Así que he aquí el cuadro completo: en el subte de la ciudad de Washington tenemos a un violinista sumamente competente, un verdadero virtuoso, tocando una pieza del mayor compositor de todos los tiempos, para más datos la más difícil pieza para violín jamás escrita, en un violín Stradivarius de excelencia, valuado en más de 3,5 millones de dólares... para un público de transeúntes.

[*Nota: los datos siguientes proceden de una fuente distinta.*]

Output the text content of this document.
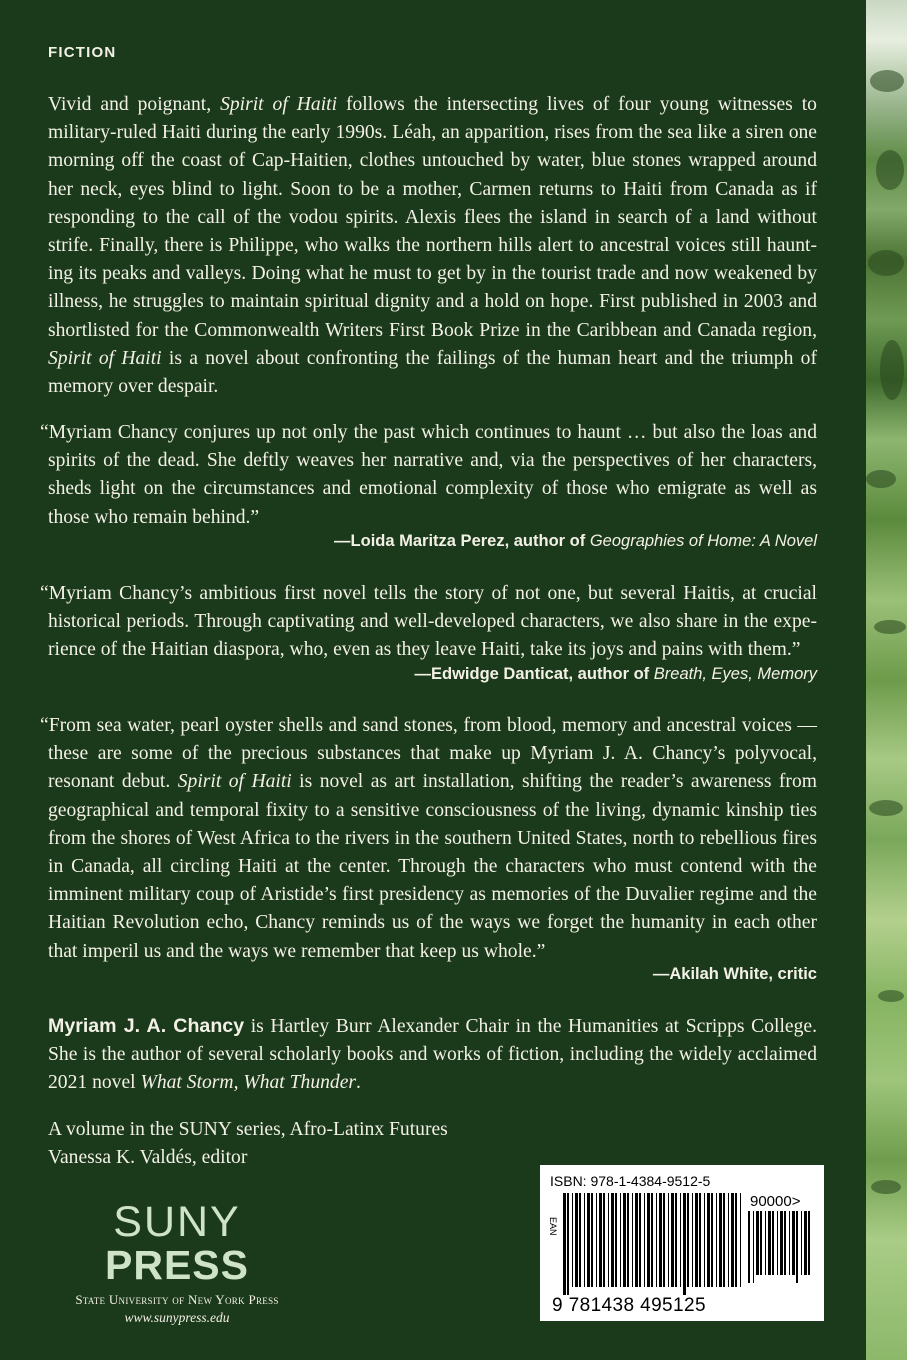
FICTION

Vivid and poignant, Spirit of Haiti follows the intersecting lives of four young witnesses to military-ruled Haiti during the early 1990s. Léah, an apparition, rises from the sea like a siren one morning off the coast of Cap-Haitien, clothes untouched by water, blue stones wrapped around her neck, eyes blind to light. Soon to be a mother, Carmen returns to Haiti from Canada as if responding to the call of the vodou spirits. Alexis flees the island in search of a land without strife. Finally, there is Philippe, who walks the northern hills alert to ancestral voices still haunting its peaks and valleys. Doing what he must to get by in the tourist trade and now weakened by illness, he struggles to maintain spiritual dignity and a hold on hope. First published in 2003 and shortlisted for the Commonwealth Writers First Book Prize in the Caribbean and Canada region, Spirit of Haiti is a novel about confronting the failings of the human heart and the triumph of memory over despair.

“Myriam Chancy conjures up not only the past which continues to haunt … but also the loas and spirits of the dead. She deftly weaves her narrative and, via the perspectives of her characters, sheds light on the circumstances and emotional complexity of those who emigrate as well as those who remain behind.”

—Loida Maritza Perez, author of Geographies of Home: A Novel

“Myriam Chancy’s ambitious first novel tells the story of not one, but several Haitis, at crucial historical periods. Through captivating and well-developed characters, we also share in the experience of the Haitian diaspora, who, even as they leave Haiti, take its joys and pains with them.”

—Edwidge Danticat, author of Breath, Eyes, Memory

“From sea water, pearl oyster shells and sand stones, from blood, memory and ancestral voices —these are some of the precious substances that make up Myriam J. A. Chancy’s polyvocal, resonant debut. Spirit of Haiti is novel as art installation, shifting the reader’s awareness from geographical and temporal fixity to a sensitive consciousness of the living, dynamic kinship ties from the shores of West Africa to the rivers in the southern United States, north to rebellious fires in Canada, all circling Haiti at the center. Through the characters who must contend with the imminent military coup of Aristide’s first presidency as memories of the Duvalier regime and the Haitian Revolution echo, Chancy reminds us of the ways we forget the humanity in each other that imperil us and the ways we remember that keep us whole.”

—Akilah White, critic

Myriam J. A. Chancy is Hartley Burr Alexander Chair in the Humanities at Scripps College. She is the author of several scholarly books and works of fiction, including the widely acclaimed 2021 novel What Storm, What Thunder.

A volume in the SUNY series, Afro-Latinx Futures
Vanessa K. Valdés, editor
SUNY
PRESS
State University of New York Press
www.sunypress.edu
ISBN: 978-1-4384-9512-5
EAN
90000>
9 781438 495125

¿De qué se trata todo esto?
El protagonista de esta extraña historia se llama Joshua Bell. Nacido en Indiana, su madre tocaba el piano como afición.
Cuando el niño tenía 4 años, ella descubrió que robaba bandas elásticas de donde pudiese, las estiraba sobre un cajón abierto y reproducía con este instrumento los sonidos que le oía tocar en el piano.
 Ver esto y decidir enviarlo a tomar clases de violín fue todo uno. Su talento era tan sorprendente que a la edad de catorce años, el director Riccardo Mutti lo hizo debutar como solista al frente de la Sinfónica de Philadelphia.
Bell es el mejor violinista del mundo y uno de los tres instrumentistas clásicos norteamericanos más importantes de todos los tiempos.

Este es el hombre que en la fría mañana de invierno de 2007 tocaba a Bach en el subterráneo de Washington, con la cabeza cubierta por su gorrita de béisbol.

Es por el Stradivarius que Bell fue hasta la boca del subte en taxi y no caminando. A pesar de que vive a sólo tres cuadras de L´Enfant Plaza, nadie camina trescientos metros por una gran ciudad con un Stradivarius por el cual pagó 3,5 millones de dólares.

El concierto en el subte fue un experimento sociológico-cultural ideado por el periodista del Washington Post Gene Weingarten, quien, dicho sea de paso, ganó un Premio Pulitzer por el artículo resultante de este experimento.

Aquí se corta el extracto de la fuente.